The glare quickly became a look of panic.

Just then my supervisor picked up. "I'm parking my car," she said. "I'll be right in."

"I'm SO sorry!" said the secretary. "I didn't mean to offend you! I hope I didn't offend you! Did I offend you?"

"I'm used to it," I replied.

"But you--I'm sorry, you look like you're 15!"

"Wanna guess when I graduated from high school?" I said. (Okay, it was kind of cruel.)

"No!" the secretary said. "I mean, no, I don't want to guess, because I'm just going to offend you more."

"I'm so not offended!" I said. "But anyway, I was in the class of 1997."

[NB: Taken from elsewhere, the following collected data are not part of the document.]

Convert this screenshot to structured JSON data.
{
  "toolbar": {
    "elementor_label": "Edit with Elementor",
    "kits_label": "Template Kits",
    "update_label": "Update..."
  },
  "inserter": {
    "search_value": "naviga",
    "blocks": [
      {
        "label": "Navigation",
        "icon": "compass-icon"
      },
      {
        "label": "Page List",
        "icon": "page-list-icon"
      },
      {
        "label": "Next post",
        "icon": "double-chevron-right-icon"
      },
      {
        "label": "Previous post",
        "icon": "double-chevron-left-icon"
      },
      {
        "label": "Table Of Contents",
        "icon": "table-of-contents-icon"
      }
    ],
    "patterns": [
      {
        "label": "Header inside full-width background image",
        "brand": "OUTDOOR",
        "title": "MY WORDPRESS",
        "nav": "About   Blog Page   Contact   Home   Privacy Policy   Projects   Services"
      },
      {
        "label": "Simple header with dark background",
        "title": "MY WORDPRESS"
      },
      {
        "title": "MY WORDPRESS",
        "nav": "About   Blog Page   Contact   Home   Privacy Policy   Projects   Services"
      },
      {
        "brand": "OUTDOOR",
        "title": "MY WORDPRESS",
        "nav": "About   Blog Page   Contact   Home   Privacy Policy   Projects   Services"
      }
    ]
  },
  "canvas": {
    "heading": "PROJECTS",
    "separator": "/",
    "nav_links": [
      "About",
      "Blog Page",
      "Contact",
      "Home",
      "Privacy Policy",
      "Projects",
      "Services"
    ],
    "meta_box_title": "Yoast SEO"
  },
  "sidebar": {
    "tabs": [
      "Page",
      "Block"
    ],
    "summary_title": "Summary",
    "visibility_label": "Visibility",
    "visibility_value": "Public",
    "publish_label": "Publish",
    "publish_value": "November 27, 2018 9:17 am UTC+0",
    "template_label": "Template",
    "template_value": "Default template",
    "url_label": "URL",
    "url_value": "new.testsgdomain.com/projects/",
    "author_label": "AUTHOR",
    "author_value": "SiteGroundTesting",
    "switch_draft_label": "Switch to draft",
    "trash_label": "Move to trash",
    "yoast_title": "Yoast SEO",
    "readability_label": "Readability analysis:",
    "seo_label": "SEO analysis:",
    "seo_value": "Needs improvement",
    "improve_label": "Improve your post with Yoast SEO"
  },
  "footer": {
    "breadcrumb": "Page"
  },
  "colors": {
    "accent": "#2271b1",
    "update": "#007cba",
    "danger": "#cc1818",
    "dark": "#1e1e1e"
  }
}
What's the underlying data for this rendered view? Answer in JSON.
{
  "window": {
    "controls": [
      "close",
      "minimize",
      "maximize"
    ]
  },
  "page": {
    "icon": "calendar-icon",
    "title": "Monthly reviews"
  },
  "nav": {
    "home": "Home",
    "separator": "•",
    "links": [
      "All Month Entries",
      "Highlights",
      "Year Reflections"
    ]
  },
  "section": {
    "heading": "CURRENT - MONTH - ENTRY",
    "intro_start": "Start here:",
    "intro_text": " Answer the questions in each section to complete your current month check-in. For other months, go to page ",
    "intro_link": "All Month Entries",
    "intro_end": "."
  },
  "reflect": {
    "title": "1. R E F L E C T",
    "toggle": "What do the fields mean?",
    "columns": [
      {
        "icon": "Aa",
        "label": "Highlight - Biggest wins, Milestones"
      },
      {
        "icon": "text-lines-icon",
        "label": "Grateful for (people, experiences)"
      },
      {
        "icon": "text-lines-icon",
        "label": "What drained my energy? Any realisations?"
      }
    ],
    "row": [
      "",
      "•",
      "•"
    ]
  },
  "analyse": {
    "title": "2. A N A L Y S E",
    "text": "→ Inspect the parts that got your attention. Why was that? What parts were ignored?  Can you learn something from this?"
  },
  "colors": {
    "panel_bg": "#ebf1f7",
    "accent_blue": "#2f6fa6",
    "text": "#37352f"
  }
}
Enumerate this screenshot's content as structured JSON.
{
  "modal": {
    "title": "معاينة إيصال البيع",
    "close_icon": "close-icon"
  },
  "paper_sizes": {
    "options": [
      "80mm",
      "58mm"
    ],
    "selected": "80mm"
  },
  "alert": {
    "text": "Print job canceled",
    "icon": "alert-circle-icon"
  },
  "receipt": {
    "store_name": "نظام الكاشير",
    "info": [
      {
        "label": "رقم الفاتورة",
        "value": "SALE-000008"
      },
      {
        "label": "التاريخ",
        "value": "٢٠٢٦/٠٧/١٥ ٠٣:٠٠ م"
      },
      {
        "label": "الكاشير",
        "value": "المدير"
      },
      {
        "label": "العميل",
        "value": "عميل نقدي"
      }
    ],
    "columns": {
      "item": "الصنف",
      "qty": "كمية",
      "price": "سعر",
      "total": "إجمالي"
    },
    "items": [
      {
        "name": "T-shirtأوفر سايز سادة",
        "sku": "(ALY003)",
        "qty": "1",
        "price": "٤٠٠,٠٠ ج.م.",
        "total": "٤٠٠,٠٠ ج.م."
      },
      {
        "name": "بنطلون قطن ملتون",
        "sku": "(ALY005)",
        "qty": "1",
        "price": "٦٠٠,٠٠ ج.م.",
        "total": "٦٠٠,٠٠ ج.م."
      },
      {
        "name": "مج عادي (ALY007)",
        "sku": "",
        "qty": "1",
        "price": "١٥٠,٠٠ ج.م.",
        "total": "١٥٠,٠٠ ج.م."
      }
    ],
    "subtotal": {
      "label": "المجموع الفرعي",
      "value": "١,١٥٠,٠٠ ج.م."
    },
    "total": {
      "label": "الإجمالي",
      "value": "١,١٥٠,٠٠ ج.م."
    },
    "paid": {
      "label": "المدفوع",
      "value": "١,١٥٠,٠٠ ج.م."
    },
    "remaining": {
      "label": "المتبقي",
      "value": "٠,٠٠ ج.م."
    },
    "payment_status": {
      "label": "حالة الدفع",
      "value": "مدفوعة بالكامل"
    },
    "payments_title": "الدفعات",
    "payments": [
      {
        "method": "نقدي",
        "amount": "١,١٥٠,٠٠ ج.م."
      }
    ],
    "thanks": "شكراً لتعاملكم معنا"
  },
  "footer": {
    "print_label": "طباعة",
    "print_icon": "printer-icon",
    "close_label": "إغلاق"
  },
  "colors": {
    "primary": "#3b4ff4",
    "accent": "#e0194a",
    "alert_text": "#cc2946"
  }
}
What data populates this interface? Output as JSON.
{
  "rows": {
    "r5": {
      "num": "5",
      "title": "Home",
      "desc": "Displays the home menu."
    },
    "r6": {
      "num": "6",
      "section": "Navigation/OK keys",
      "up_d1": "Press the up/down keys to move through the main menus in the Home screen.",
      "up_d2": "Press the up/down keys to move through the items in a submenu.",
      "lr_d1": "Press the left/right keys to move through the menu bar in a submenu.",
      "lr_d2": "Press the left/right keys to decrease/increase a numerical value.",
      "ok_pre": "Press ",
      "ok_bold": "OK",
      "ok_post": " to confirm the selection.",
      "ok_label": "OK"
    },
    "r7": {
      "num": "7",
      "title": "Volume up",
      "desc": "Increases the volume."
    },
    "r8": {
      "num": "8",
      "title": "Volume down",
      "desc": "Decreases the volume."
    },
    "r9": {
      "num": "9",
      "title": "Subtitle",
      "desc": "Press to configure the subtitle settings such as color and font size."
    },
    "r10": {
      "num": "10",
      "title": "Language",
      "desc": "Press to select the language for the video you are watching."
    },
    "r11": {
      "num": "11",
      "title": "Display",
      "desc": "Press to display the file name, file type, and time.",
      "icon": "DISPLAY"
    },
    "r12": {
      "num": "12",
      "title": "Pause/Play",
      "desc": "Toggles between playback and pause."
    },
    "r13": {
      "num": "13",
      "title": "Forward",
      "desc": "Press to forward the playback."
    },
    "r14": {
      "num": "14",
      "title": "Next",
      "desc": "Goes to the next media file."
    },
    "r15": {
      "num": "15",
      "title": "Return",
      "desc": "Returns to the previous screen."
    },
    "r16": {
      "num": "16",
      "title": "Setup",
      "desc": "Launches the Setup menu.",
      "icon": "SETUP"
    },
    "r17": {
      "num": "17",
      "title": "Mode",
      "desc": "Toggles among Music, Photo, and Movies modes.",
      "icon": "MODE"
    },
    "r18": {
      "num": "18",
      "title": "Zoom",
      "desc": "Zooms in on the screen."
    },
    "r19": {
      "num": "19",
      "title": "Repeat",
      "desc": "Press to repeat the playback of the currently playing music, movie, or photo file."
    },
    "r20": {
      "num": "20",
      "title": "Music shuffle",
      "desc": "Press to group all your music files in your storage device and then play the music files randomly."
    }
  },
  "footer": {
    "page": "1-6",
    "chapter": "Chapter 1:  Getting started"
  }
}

My supervisor had walked in by this point. "Oh," she said to me, "did she think you're in high school?"

"You know, it's going to be even worse after I get my degree in May," I said. "When I went back to defend my dissertation in the fall, the guy next to me on the plane got all nervous and accused me of being some kind of genius kid when I told him the purpose of my trip. Then I told him I was 25, and he softened up a bit."

But here's the thing. If I chop off my hair, I probably wouldn't be mistaken for a 15-year-old girl anymore.

But I might start being mistaken for a 15-year-old boy.